Hear me when I say this, your baby has been a blessing to me. Although your baby does serve as a reminder that mine is not here, and I can look at you, and see every single bit of everything I am missing out on, I also get to be a part of those moments with you. I get to hold your baby at every single stage, for as long as my heart can muster, and feel the love between me and my own sweet baby. Your baby also holds my baby’s memory for us. Not that I would ever forget. But knowing you won’t ever forget either, is a treasure. My biggest fear and heartache is when people stop saying my baby’s name. And, I know you never will.
As the friend sitting in these shoes over here, I am so thankful.
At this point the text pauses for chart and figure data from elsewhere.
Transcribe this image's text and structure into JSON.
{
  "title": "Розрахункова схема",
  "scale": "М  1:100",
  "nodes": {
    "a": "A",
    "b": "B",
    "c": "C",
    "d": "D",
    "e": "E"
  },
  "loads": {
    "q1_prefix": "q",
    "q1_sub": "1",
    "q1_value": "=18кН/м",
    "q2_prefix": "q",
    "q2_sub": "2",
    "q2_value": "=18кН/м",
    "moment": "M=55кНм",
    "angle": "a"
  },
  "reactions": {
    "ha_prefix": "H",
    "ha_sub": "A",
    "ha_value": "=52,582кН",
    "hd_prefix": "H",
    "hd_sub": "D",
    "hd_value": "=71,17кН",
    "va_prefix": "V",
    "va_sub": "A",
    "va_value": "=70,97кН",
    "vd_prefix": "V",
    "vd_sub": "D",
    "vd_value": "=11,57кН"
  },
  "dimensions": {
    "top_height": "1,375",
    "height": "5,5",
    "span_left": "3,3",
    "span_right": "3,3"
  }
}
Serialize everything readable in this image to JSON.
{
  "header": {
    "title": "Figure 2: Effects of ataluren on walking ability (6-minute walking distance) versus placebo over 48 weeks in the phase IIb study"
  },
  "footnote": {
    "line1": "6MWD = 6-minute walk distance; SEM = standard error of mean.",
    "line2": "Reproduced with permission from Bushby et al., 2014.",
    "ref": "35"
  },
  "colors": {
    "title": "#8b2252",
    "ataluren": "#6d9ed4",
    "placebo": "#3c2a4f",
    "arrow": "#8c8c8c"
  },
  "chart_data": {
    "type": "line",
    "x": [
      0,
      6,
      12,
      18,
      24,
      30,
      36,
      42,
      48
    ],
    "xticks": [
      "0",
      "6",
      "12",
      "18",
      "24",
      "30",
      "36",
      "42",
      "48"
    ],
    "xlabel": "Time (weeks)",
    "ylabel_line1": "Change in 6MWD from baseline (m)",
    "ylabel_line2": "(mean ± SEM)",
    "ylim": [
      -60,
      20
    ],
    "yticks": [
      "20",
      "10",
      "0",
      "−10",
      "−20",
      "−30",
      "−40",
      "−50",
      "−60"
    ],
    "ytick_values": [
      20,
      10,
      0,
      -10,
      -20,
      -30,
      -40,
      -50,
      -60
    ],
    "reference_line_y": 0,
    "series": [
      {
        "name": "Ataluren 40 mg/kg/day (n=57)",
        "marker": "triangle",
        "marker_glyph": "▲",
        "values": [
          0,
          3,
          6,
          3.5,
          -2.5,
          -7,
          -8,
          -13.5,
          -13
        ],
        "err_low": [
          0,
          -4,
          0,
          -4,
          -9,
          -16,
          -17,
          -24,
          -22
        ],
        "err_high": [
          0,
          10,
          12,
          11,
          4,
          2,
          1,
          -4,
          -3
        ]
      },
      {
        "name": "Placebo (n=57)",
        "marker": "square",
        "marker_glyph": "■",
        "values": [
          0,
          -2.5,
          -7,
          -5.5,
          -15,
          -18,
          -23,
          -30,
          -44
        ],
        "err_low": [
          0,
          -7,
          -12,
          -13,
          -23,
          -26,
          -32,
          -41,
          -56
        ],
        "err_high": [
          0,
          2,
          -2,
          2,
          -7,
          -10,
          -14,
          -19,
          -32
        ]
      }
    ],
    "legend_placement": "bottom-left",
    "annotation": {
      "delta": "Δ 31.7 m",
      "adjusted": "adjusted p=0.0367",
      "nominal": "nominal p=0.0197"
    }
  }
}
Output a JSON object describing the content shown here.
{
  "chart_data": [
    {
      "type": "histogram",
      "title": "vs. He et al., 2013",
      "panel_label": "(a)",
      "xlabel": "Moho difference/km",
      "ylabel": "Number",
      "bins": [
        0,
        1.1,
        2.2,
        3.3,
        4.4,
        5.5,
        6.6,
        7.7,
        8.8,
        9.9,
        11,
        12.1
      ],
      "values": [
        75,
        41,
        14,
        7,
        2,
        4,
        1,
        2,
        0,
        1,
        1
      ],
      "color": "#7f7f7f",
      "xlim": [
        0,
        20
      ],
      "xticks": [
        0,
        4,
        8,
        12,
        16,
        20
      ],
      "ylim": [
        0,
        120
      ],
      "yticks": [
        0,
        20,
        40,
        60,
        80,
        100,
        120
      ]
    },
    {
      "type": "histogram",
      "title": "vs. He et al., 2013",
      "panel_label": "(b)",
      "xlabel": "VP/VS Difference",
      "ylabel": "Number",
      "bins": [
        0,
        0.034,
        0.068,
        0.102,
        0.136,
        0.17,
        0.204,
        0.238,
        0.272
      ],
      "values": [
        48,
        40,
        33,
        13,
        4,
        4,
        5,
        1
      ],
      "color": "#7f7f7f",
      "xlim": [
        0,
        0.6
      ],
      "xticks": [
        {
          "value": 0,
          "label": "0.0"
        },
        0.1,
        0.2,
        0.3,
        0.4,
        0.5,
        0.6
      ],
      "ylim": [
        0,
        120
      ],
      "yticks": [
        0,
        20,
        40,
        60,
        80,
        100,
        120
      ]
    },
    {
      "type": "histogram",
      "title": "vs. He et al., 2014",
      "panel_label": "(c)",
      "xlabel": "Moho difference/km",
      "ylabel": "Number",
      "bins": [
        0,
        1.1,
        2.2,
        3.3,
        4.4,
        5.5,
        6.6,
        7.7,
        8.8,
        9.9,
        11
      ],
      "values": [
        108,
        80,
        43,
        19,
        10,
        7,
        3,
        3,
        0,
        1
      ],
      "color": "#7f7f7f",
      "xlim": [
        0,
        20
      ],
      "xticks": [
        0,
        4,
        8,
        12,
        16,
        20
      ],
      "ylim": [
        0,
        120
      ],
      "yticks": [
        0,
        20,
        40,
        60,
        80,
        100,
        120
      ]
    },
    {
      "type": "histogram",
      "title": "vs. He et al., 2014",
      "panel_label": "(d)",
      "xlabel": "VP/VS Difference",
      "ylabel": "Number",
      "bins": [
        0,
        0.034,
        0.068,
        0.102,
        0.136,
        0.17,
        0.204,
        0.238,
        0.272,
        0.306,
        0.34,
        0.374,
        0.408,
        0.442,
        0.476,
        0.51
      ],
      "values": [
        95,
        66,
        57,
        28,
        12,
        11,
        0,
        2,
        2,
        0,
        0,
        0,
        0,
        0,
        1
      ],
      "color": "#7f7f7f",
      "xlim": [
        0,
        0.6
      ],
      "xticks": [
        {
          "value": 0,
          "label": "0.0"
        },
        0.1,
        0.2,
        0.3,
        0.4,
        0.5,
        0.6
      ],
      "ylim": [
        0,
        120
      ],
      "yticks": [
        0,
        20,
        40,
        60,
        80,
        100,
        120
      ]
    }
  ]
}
Thankful we got to share pregnancies and cravings together. Thankful we got to take preggo belly pics together. And thankful we got to see them together, take pictures of them together, change their diapers together, raise them together. Even if only for a short time. We will always have that. And, when I see your sweet baby in your arms, I see my sweet baby’s spirit. And I am reminded of the good. The hope. The joy. The love that remains.
No, I don’t know what it’s like to be in your shoes. But, in these shoes over here, I have sat and watched as you have helped me pick up the pieces. With me and by me, every step of the way. Healing my heart, in ways only a friend’s love can. I am so very thankful for you. Thankful for you sticking around even after the going has gotten tough. Thankful for all the hard you have put up with and the good you still see in me. For letting me know I can do this and I have more to offer than just some broken pieces. Thank you for encouraging me. Praying for me. Fighting with me. Loving me and my family. And, thank you, for always loving my littlest girl.